No great changes. This seems to be the universal expectation in Western Europe following the passing of Soviet President Leonid Brezhnev.

''We are looking at it like a change of government in Bonn,'' commented a Western European diplomat stationed here, only half in jest. ''The (Soviet) system doesn't allow for any great upheavals,'' he explained.

This estimate applies across the board. No change is expected in the Soviet arms control negotiating position in Geneva following Mr. Brezhnev's departure, nor in Soviet relations with West Germany, France, or any other NATO country.

Above all, there is certainly no expectation of increased tensions around West Berlin or at any other point along the NATO-Warsaw Pact front. The last thing to be desired by a succession leadership that will be feeling its way both in foreign policy and in internal power rivalry would be adventures that could get out of hand, it is thought.

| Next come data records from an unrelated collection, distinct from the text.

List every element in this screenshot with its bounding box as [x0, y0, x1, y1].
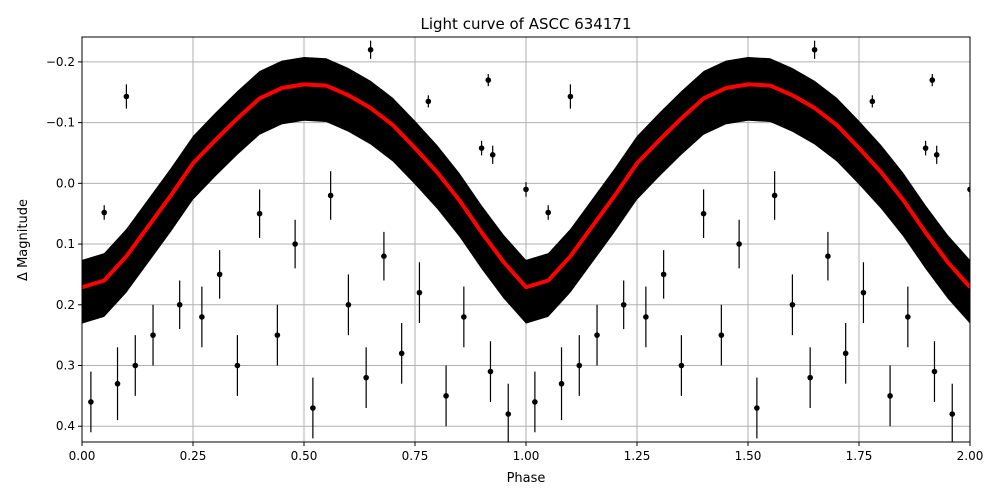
- data-point: [478, 145, 485, 151]
- x-tick-label: 0.50: [291, 449, 318, 463]
- y-tick-label: 0.2: [56, 298, 75, 312]
- data-point: [216, 271, 223, 278]
- data-point: [700, 210, 707, 217]
- x-tick-label: 1.50: [735, 449, 762, 463]
- x-tick-label: 2.00: [957, 449, 984, 463]
- data-point: [860, 289, 867, 296]
- data-point: [842, 350, 849, 357]
- dense-data-band: [82, 57, 970, 324]
- data-point: [485, 77, 492, 83]
- x-tick-label: 1.75: [846, 449, 873, 463]
- x-tick-label: 0.00: [69, 449, 96, 463]
- data-point: [576, 362, 583, 369]
- y-tick-label: −0.1: [46, 116, 75, 130]
- data-point: [558, 380, 565, 387]
- data-point: [256, 210, 263, 217]
- data-point: [150, 332, 156, 338]
- y-tick-label: −0.2: [46, 55, 75, 69]
- y-tick-label: 0.1: [56, 237, 75, 251]
- data-point: [967, 186, 970, 193]
- x-axis-label: Phase: [507, 471, 546, 486]
- data-point: [949, 411, 956, 417]
- data-point: [367, 46, 374, 53]
- y-tick-label: 0.0: [56, 176, 75, 190]
- data-point: [101, 209, 107, 216]
- data-point: [114, 380, 121, 387]
- data-point: [123, 93, 130, 100]
- data-point: [811, 46, 818, 53]
- data-point: [718, 332, 725, 338]
- y-axis-label: Δ Magnitude: [16, 199, 31, 281]
- data-point: [363, 374, 369, 381]
- data-point: [869, 98, 876, 105]
- data-point: [505, 411, 512, 417]
- data-point: [310, 405, 316, 411]
- data-point: [825, 253, 831, 259]
- data-point: [929, 77, 936, 83]
- data-point: [643, 314, 649, 320]
- chart-title: Light curve of ASCC 634171: [421, 15, 632, 33]
- model-curve: [82, 82, 970, 290]
- data-point: [487, 368, 494, 375]
- data-point: [176, 301, 183, 308]
- x-tick-label: 1.00: [513, 449, 540, 463]
- data-point: [771, 192, 778, 199]
- data-point: [327, 192, 334, 199]
- data-point: [545, 209, 551, 216]
- data-layer: [82, 40, 970, 442]
- data-point: [425, 98, 432, 105]
- data-point: [523, 186, 529, 193]
- data-point: [933, 151, 940, 158]
- x-tick-label: 1.25: [624, 449, 651, 463]
- x-tick-label: 0.25: [180, 449, 207, 463]
- data-point: [594, 332, 600, 338]
- data-point: [443, 393, 449, 399]
- data-point: [789, 301, 796, 308]
- data-point: [398, 350, 405, 357]
- data-point: [736, 241, 742, 247]
- data-point: [660, 271, 667, 278]
- x-tick-label: 0.75: [402, 449, 429, 463]
- data-point: [416, 289, 423, 296]
- data-point: [887, 393, 893, 399]
- data-point: [381, 253, 387, 259]
- data-point: [345, 301, 352, 308]
- data-point: [274, 332, 281, 338]
- y-tick-label: 0.3: [56, 358, 75, 372]
- y-tick-label: 0.4: [56, 419, 75, 433]
- data-point: [532, 399, 538, 405]
- data-point: [931, 368, 938, 375]
- data-point: [905, 314, 911, 320]
- data-point: [754, 405, 760, 411]
- data-point: [922, 145, 929, 151]
- data-point: [88, 399, 94, 405]
- data-point: [807, 374, 813, 381]
- data-point: [132, 362, 139, 369]
- data-point: [199, 314, 205, 320]
- data-point: [620, 301, 627, 308]
- data-point: [678, 362, 685, 369]
- data-point: [234, 362, 241, 369]
- data-point: [461, 314, 467, 320]
- data-point: [567, 93, 574, 100]
- data-point: [489, 151, 496, 158]
- data-point: [292, 241, 298, 247]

In Soviet foreign policy in general, and in policy toward Western Europe in particular, the oft-demonstrated Soviet preference for predictability is expected to prevail. Continuity and steadiness will be stressed in the short and medium term, it is believed, along with the cautious consensus style in deciding foreign policy that was Brezhnev's hallmark.

In the medium term the major European issue facing Soviet policymakers will be the arms control negotiations over intermediate range nuclear weapons. First and foremost, this is a question of superpower relations. Insofar as it concerns Western Europe, however, it will involve deciding whether to give priority to compromising with established governments or appealing over the heads of governments to grass-roots peace movements.

Connected with this will be a choice in priorities between driving wedges between the United States and Europe on the one hand, or using Europe to influence Washington's East-West policy on the other. Decisions here will depend primarily on Moscow's evaluation of the new conservative West German government. And this evaluation will probably be held in abeyance until after the planned West German election March 6.